Argentina faces a devastating social reality: half of its population is poor. The data released by the Observatory of Argentine Social Debt The data from the Catholic University of Argentina (UCA) for the second quarter of the year (49.4%) shows an improvement compared to the first, when the adjustment policy applied by Javier Milei at the beginning of his mandate caused poverty to rise to its highest level in two decades: 55.9%.
The number of people living in extreme poverty or indigence – that is, without enough income to buy food – doubled between March 2023 and March 2024 to 20.3%. Three months later, it dropped to 15.9%. The figures are projections made by the Observatory based on the Permanent Household Survey carried out by the National Institute of Statistics and Census (Indec). Official poverty data will be released at the end of the month.
Statistics seem to indicate that the country has hit rock bottom, but it is still too early to confirm this. The incipient recovery is not due to an economic revival that generates new jobs, since Argentina is in recession, but to the decline in an inflation rate that caused prices to rise at an increasingly faster rate than wages. In 2023, the country placed itself on the world podium with an inflation rate of 211.4%. In the last three months, the CPI has stagnated at around 4% per month, but it is still a third of what it was in November, the last full month of Alberto Fernández’s government.
The director of the Observatory, Agustín Salvia, highlights the relationship between the reduction in the rate of inflation and the decrease in poverty. “The fall in inflation allowed households and businesses to better plan their spending,” says Salvia. At the same time, he points out that a slow economic recovery has begun in some dynamic sectors – agriculture, energy, mining and finance – but the recession continues in those more closely linked to the domestic sector, such as manufacturing and services.
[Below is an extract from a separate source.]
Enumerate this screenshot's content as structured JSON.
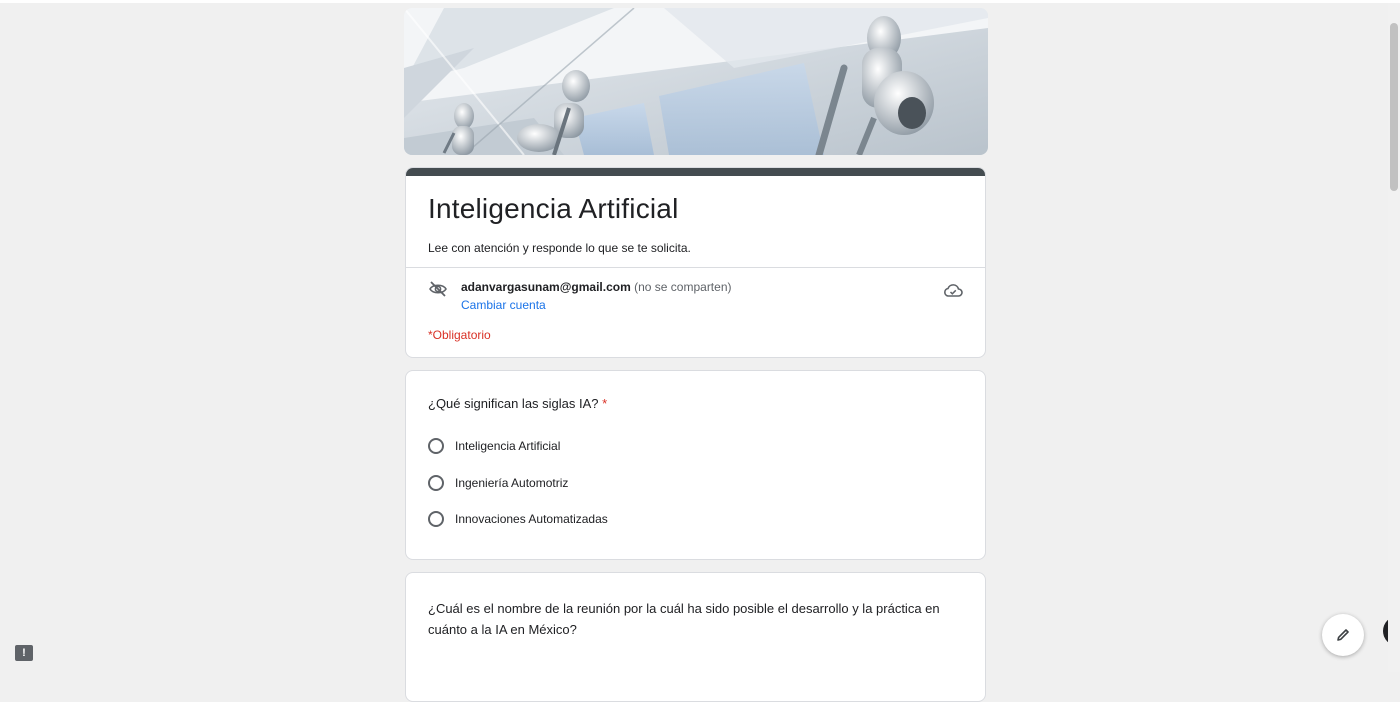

If it continues, job losses will accelerate and the reduction of poverty will be put at risk.
This sociologist warns that the improvement in income is also uneven: “Private sector employees managed to agree on salary increases in recent months that were outpacing inflation, but not the public sector, which is matching inflation, nor informal workers. [sin contrato]which continue to lose.” As a result, he concludes, “poverty decreases but inequality increases.”
Subsidies to cushion the crisis
The Argentine economy has been stagnant for more than a decade and socioeconomic indicators show an unprecedented deterioration —with the exception of the 2020 collapse due to the Covid pandemic— since the corralito crisis of 2001-2002. Unlike then, however, the cushion of social aid created in recent decades has partly cushioned the blow for the most vulnerable families. Without these subsidies, poverty rates, and especially indigence rates, would be much higher than they are today.
Looking further afield, statistics show that each economic crisis shrinks the Argentine middle class a little more and increases the number of households that are left behind economically. “Ten years ago, Argentina had a 25% rate of structural poverty and today we estimate that it is 30%. In other words, they are poor, their children are poor, and their parents were poor too,” explains Salvia.
The director of the Observatory believes that Argentina is facing a systemic crisis of the economic and political model that has been in force in the country for the last two decades. “It was no longer sustainable because Argentina was not growing, generating employment or attracting investments, and Milei has begun to dismantle it at a high social cost with a strong adjustment and liberalization of prices,” he believes.
Milei boasted to the leaders of the Ibero-American far right on Wednesday that he was running “the best government in the history of Argentina,” but the challenge he faces in moving forward a country with more than 20 million poor people is enormous.